Five months into San Francisco's ban on oversized vehicles — the policy largely aimed at clearing RV encampments from city streets — the numbers are in, and they tell a complicated story.

On one hand: 82 people have been connected to housing. That's real. That's 82 human beings with a roof, a door that locks, and a shot at stability. Credit where it's due.

On the other hand: an unknown but clearly significant number of former RV dwellers didn't get housed. They got displaced. Many are now living on the sidewalk — which, for those keeping score at home, is arguably a worse outcome for everyone involved. The person sleeping on concrete is worse off than the person who had a vehicle with walls. The neighborhood dealing with a new tent is arguably no better off than the one that had a parked RV.

This is the fundamental tension with enforcement-first homelessness policy. It can work — but only when the off-ramp infrastructure is actually there. Eighty-two placements suggest the city had some resources lined up. But the people now on the street suggest it didn't have nearly enough.

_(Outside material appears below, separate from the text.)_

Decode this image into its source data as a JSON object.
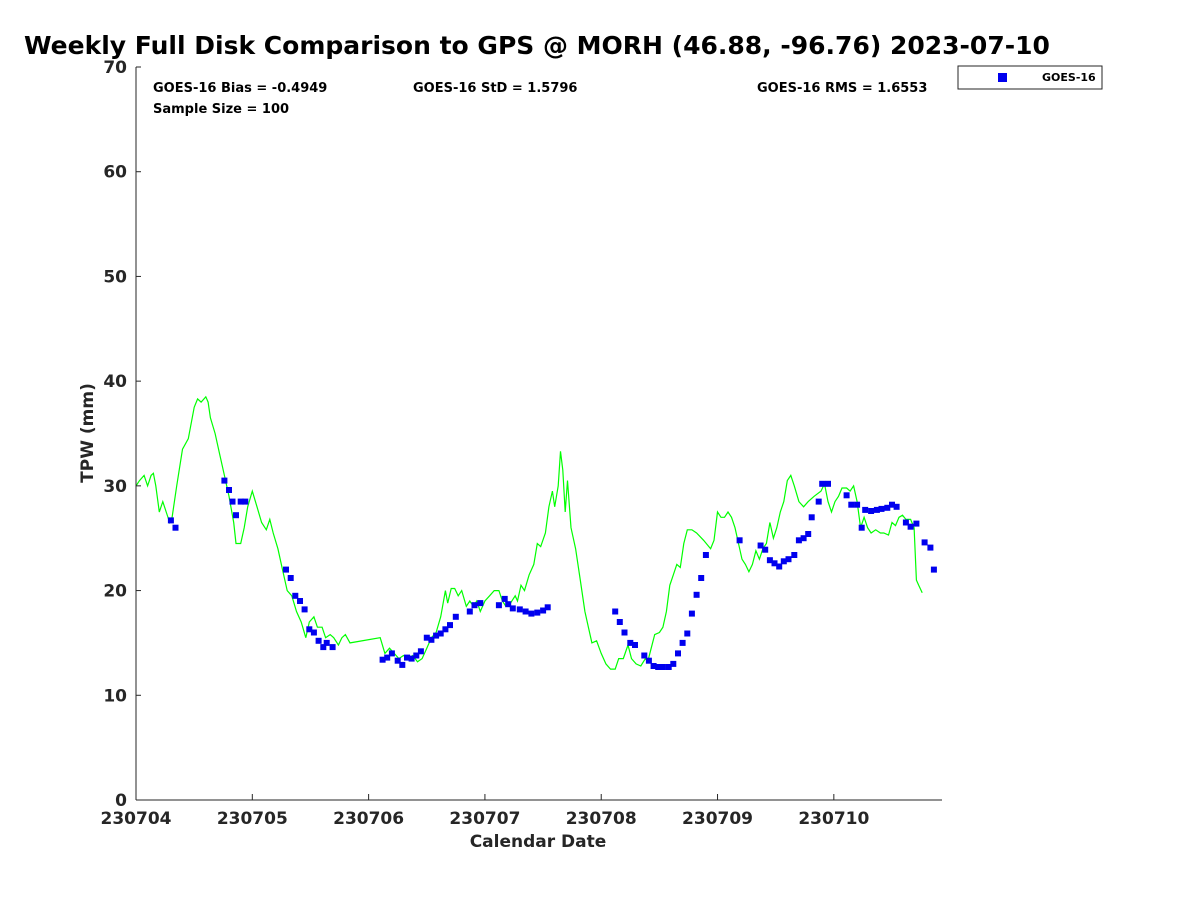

The fiscally responsible question isn't whether the city should tolerate indefinite RV encampments — it shouldn't. Streets need to function as streets. But the responsible question is: did we spend money on towing, enforcement, and cleanup only to redistribute the problem rather than solve it? Because shuffling people from an RV to a sidewalk isn't governance. It's theater.

If you're going to ban something, have a plan for what comes next. Not a plan for 30% of the affected population. A plan for all of it. Otherwise you're just burning resources to move a crisis from one block to the next — and calling it progress.

San Francisco has a long, expensive history of doing exactly that. Eighty-two people housed is worth celebrating. But the city owes us an honest accounting of what happened to everyone else.